Many of the scholars writing about genocide and ecocide use Raphael Lemkin's original definition of genocide. When ecological destruction is responsible for genocide, it occurs in systemic and structural form, often over many decades or centuries, that is not easy to pin on the specific intention of a particular actor. When ecocide leads to genocide, it often looks more like social death than physical extermination. For example, genocide scholar Tony Barta referred to the "remorseless pressures of destruction inherent in the very nature of the society". Insights from settler-colonial studies, critical race theory, and critical Indigenous studies, are also used to explore the genocide–ecocide nexus.

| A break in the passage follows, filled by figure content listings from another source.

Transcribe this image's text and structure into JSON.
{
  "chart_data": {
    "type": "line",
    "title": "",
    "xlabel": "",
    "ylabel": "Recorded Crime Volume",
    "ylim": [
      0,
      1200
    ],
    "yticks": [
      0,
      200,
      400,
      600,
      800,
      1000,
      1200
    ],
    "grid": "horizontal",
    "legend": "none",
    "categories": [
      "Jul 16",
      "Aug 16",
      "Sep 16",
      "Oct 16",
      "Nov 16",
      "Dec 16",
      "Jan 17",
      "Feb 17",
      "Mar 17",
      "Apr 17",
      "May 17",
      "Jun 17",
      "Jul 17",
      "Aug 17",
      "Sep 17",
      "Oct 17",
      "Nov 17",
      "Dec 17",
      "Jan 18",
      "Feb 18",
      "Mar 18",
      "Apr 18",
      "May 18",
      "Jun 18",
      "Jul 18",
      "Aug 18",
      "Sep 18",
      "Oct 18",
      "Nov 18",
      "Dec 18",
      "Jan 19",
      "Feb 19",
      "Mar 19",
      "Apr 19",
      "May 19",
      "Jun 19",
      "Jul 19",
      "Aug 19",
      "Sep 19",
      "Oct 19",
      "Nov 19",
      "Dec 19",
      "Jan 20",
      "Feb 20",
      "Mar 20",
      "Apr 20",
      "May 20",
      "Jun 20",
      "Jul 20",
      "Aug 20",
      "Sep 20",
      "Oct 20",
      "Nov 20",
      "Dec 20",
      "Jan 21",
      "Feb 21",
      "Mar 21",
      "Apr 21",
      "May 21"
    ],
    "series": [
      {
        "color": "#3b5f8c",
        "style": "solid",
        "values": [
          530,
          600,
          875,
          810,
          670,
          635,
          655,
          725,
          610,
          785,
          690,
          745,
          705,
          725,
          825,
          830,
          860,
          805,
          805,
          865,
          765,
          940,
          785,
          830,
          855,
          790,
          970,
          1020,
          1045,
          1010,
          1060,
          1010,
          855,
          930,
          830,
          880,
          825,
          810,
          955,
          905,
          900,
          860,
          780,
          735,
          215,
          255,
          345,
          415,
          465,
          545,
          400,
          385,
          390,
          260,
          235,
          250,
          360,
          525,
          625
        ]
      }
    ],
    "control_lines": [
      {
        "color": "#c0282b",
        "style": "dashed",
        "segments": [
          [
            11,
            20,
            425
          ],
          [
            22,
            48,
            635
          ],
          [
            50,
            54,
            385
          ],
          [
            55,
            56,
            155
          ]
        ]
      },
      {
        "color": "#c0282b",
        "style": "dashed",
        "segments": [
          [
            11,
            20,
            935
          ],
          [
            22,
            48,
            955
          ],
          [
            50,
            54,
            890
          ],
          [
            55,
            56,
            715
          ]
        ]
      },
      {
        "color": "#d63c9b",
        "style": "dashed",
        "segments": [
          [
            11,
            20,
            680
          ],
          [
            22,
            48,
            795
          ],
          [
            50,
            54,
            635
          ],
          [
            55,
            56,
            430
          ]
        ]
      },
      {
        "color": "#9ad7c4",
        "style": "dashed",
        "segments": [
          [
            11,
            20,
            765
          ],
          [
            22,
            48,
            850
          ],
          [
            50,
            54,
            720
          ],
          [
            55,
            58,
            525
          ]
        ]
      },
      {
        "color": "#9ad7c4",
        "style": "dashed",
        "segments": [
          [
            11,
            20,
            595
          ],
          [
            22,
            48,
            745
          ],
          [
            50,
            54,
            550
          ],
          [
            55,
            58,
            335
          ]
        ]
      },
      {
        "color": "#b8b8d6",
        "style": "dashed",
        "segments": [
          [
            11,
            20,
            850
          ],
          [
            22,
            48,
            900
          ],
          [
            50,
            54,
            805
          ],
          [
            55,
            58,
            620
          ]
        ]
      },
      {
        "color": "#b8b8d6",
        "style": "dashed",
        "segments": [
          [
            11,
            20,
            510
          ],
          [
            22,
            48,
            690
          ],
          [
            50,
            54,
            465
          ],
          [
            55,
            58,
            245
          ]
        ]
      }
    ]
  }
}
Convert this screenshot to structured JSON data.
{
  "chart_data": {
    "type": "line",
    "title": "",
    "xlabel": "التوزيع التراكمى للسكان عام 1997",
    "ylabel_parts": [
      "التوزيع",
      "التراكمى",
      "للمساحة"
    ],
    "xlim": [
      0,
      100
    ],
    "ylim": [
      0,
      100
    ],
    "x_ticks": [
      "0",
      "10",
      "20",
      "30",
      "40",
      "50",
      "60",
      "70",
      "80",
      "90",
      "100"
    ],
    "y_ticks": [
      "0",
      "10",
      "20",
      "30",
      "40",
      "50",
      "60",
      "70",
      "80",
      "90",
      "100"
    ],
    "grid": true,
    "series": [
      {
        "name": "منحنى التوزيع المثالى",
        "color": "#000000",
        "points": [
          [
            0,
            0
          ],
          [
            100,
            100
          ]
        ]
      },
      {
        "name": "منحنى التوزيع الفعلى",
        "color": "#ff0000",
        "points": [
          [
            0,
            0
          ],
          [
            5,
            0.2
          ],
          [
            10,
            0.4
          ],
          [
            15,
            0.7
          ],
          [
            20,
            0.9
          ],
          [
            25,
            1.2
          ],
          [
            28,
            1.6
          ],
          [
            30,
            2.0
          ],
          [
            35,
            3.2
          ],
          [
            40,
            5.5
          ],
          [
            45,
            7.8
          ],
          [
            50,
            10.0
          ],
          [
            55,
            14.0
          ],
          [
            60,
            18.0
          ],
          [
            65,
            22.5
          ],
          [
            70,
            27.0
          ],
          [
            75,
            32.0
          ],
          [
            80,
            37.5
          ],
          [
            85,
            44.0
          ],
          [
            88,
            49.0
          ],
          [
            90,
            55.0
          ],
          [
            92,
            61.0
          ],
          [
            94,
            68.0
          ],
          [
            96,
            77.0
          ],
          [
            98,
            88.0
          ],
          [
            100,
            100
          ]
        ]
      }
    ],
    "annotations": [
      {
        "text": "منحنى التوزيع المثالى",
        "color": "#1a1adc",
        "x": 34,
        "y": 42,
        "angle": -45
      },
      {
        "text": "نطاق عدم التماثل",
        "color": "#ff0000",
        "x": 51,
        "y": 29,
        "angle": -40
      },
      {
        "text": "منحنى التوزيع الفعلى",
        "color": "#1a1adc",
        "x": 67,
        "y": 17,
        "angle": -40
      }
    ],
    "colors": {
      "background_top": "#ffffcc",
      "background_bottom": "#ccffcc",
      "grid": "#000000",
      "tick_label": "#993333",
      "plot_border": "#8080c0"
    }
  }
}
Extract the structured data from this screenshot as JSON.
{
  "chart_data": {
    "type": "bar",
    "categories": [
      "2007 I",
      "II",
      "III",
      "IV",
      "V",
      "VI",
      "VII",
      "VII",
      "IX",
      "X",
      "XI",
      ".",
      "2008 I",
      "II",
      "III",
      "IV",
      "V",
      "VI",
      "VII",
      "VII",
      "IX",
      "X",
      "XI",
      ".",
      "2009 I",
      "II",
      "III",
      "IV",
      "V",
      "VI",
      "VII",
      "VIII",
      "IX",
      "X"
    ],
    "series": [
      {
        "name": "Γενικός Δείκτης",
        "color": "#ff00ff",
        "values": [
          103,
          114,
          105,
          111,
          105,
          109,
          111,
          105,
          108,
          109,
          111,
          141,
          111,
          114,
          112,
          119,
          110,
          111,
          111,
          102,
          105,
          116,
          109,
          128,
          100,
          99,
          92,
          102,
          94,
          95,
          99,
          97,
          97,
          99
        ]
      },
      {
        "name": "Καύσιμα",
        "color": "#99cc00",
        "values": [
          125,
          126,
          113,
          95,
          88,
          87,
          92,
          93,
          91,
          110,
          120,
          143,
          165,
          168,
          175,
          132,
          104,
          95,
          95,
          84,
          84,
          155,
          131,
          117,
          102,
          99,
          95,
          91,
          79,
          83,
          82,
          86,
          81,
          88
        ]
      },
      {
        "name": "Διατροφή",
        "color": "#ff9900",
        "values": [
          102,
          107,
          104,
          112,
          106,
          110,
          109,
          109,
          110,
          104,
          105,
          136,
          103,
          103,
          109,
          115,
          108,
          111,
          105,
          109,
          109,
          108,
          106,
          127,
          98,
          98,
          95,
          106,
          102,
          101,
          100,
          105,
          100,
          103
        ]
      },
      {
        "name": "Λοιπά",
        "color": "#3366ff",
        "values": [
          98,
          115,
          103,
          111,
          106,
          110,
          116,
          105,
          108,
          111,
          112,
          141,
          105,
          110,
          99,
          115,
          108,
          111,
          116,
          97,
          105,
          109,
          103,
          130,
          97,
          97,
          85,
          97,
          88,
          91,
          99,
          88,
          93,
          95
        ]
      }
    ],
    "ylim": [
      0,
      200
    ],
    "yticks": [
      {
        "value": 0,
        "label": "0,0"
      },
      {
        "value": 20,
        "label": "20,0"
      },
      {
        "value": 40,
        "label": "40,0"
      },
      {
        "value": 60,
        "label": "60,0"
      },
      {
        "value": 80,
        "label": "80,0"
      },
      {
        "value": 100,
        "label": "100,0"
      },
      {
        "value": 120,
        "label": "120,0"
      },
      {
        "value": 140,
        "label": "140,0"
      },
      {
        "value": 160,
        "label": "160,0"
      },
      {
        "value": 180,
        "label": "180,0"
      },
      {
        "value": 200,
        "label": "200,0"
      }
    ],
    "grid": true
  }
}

It is argued that processes such as natural resource extraction and techno-capitalist development are behind ecocide and ecocide-related genocides. Ecocide often leads to genocide when it occurs on the edges of capitalist expansion into indigenous economies, preceded by land expropriation that both enables capitalist exploitation of the land in question and severs indigenous people from their previous way of subsistence.